The above figures make it pretty clear that in a rational country with a scientifically literate electorate, or in a country with a scientifically literate set of political parties, batteries would have little or no role in an efficient solution to decarbonising our electricity system.
But that still leaves a substantial possible role for them in decarbonising transport. So there is no shortage of useful work for battery scientists. They are, in fact, an incredibly valuable resource that we really don’t want to waste dealing with a problem that already has a much better solution.
The ACOLA report gives one number that should have exposed the magnitude of the transport problem, but didn’t because they didn’t provide the necessary context. Let’s fix that.
They reported that Tesla will be producing 35 GWh/year of Li-Ion battery cells by 2018. Here’s the context. The battery pack in a Tesla automobile is about 100 kwh. So 35 GWh is 350,000 vehicle batteries. But the world sold 94 million new vehicles in 2016, up by 4 million from 2015.
Given our desperate need for vehicle batteries and the lack of good alternatives to decarbonise vehicle emissions, anybody irresponsible enough to use valuable battery resources in a grid connected house should be subjected to force-reading the last decade’s worth of Hansard energy policy debates.
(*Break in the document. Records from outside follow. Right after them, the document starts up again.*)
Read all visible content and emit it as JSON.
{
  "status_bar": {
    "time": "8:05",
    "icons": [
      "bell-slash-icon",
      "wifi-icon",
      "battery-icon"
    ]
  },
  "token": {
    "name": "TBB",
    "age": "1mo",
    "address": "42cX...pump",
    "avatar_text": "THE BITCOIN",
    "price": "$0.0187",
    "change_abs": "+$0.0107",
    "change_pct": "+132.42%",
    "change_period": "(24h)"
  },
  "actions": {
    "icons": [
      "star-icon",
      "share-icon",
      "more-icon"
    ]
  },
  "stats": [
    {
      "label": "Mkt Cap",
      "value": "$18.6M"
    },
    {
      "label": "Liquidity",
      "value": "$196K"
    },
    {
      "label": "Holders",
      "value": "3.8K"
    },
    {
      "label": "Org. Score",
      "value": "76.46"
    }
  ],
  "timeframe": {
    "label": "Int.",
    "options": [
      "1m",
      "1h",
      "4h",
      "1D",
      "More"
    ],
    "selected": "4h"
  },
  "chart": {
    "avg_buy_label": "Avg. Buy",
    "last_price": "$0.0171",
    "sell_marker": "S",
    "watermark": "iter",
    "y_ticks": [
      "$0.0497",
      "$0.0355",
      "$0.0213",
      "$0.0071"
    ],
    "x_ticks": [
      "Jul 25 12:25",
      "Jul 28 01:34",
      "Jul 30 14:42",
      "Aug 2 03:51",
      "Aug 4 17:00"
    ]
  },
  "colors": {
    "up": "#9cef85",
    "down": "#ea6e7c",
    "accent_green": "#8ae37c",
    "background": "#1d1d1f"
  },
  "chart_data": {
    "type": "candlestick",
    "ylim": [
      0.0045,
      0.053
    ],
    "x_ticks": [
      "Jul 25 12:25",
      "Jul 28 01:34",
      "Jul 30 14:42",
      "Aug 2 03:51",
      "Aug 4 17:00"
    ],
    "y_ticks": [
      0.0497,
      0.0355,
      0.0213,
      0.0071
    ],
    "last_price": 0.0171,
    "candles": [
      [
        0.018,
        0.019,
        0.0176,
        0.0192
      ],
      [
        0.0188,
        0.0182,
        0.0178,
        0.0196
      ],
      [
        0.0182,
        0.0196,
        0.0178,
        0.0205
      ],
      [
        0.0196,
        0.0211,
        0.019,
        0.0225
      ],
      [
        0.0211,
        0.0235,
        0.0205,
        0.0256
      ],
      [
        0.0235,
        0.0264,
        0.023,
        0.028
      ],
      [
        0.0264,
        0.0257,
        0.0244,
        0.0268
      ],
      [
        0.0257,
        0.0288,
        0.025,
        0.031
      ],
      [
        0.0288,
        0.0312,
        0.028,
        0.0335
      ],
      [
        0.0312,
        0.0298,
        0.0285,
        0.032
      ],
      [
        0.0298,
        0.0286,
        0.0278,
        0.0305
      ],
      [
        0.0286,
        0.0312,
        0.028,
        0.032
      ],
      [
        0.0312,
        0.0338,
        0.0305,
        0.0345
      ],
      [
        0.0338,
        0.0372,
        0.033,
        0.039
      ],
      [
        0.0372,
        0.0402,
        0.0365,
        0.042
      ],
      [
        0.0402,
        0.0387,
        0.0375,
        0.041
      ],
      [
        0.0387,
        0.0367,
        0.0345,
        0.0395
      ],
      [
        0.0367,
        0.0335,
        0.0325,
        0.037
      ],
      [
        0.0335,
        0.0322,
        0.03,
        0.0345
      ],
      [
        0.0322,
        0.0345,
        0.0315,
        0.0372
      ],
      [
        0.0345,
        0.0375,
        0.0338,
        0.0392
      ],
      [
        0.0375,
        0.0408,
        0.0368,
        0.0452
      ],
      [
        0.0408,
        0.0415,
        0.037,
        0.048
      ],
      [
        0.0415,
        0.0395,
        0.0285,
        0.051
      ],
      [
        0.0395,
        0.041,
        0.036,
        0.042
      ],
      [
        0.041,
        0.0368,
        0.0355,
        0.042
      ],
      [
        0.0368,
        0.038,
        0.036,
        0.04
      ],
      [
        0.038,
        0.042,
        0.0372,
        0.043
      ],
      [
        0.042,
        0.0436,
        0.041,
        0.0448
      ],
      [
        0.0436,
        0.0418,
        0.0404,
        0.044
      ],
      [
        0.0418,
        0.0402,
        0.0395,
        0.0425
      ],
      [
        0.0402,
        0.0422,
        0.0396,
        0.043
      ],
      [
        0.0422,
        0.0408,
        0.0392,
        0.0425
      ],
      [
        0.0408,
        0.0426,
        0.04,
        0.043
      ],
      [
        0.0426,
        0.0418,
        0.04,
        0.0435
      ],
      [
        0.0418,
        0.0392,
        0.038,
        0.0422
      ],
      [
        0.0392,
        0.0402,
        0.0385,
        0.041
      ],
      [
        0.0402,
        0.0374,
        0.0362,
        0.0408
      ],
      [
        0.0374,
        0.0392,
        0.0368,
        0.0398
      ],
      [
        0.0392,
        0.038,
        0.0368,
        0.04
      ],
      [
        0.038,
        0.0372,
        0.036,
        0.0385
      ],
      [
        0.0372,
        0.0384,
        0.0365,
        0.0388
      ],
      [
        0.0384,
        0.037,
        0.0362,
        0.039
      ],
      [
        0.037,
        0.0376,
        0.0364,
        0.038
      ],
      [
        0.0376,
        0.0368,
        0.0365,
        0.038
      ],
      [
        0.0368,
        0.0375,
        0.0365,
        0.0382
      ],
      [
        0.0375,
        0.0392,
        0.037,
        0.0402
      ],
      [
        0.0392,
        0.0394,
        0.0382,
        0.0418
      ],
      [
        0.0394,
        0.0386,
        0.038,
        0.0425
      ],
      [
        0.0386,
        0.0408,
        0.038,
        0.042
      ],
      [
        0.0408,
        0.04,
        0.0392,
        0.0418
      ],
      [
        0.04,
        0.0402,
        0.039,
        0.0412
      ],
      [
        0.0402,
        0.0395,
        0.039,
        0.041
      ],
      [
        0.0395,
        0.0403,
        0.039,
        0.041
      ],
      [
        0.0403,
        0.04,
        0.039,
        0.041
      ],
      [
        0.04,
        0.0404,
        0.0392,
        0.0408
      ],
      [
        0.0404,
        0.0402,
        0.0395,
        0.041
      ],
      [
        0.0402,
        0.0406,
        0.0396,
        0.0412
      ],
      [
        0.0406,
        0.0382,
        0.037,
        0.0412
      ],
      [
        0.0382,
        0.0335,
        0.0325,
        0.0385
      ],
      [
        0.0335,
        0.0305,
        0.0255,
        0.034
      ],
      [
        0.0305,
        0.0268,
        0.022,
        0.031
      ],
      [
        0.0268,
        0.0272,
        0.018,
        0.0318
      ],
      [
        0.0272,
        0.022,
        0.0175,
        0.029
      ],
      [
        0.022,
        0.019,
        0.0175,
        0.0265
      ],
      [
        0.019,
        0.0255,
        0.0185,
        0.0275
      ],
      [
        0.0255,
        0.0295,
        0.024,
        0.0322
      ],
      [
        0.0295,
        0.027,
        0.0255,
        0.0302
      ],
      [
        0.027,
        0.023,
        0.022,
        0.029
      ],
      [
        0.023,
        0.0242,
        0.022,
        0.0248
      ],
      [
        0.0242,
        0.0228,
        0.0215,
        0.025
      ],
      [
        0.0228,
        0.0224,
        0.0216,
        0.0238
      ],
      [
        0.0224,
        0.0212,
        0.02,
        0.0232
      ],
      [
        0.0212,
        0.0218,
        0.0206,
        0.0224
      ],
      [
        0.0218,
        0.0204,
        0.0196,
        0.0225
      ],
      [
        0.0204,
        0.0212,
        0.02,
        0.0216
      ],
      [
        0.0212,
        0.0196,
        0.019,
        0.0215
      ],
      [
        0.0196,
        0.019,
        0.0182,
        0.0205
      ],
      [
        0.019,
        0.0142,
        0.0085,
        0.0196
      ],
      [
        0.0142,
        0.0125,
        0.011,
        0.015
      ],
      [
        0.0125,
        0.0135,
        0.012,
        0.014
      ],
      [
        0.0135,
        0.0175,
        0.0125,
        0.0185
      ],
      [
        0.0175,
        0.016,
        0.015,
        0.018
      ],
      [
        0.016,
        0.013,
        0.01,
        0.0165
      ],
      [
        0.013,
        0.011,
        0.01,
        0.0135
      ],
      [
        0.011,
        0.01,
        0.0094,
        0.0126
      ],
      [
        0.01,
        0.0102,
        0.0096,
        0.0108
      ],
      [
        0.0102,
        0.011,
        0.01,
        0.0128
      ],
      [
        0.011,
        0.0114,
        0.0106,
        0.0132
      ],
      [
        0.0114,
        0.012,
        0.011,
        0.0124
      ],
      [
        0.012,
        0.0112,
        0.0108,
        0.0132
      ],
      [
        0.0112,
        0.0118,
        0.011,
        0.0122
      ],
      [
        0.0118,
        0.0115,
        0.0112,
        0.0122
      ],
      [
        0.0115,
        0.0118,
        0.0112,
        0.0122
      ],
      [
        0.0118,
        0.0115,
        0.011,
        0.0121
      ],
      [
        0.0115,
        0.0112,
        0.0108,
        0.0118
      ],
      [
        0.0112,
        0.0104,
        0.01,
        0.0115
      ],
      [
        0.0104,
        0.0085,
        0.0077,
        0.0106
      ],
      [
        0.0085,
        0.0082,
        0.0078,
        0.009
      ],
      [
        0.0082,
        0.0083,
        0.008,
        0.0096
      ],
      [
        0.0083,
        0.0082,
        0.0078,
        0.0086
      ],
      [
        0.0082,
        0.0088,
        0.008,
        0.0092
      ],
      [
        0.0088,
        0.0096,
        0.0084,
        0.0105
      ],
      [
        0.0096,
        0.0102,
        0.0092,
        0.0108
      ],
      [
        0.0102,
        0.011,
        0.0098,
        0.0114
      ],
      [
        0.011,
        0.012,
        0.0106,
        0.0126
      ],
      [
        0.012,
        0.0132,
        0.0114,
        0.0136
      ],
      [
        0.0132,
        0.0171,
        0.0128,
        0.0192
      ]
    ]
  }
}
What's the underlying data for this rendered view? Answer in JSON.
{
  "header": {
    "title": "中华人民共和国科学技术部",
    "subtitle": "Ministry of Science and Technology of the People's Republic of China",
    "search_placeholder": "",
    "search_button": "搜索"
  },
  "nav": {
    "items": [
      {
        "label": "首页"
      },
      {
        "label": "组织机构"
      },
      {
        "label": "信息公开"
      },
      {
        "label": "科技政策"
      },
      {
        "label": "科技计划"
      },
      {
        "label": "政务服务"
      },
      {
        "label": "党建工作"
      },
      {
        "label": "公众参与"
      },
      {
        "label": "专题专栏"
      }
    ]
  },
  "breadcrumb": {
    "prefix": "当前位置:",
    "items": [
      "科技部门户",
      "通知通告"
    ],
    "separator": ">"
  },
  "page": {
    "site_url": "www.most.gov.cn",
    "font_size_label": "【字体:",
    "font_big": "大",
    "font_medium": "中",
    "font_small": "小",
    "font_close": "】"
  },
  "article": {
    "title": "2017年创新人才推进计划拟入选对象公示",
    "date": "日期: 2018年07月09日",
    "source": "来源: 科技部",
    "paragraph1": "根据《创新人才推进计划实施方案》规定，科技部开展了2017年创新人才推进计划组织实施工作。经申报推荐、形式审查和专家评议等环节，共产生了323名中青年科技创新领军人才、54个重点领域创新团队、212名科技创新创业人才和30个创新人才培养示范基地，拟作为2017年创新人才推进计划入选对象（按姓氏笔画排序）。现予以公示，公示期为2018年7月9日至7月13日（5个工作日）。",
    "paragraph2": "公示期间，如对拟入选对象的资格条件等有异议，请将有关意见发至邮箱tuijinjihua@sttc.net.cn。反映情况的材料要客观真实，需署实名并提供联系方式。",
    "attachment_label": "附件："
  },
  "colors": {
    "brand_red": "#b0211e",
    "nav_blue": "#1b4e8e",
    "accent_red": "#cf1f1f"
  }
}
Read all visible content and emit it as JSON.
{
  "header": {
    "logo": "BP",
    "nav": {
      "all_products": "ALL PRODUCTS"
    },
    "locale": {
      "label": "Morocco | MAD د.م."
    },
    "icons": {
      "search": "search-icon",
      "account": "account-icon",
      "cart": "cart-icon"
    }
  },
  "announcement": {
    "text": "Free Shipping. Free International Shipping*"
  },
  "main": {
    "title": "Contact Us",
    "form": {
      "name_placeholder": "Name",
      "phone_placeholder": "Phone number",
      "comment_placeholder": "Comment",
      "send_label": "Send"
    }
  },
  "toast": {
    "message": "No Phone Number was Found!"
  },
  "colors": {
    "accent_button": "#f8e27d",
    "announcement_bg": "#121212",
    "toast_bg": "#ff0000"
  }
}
The definition of conflict of interest needs to be broadened to deal with self-interested pork barrelling reports like this. Clearly ACOLA didn’t do any kind of analysis of the optimum solution to our energy decarbonisation problems; which would have told them that storage wasn’t a substantive part of any optimal decarbonisation solution of stationary energy.
Their report could have been rather shorter if they’d quickly dispensed with stationary energy storage and put their effort where it could be useful. But they seem far more interested in sci-biz than combating climate change.
More’s the pity. What happened to disinterested scientists in pursuit of the truth?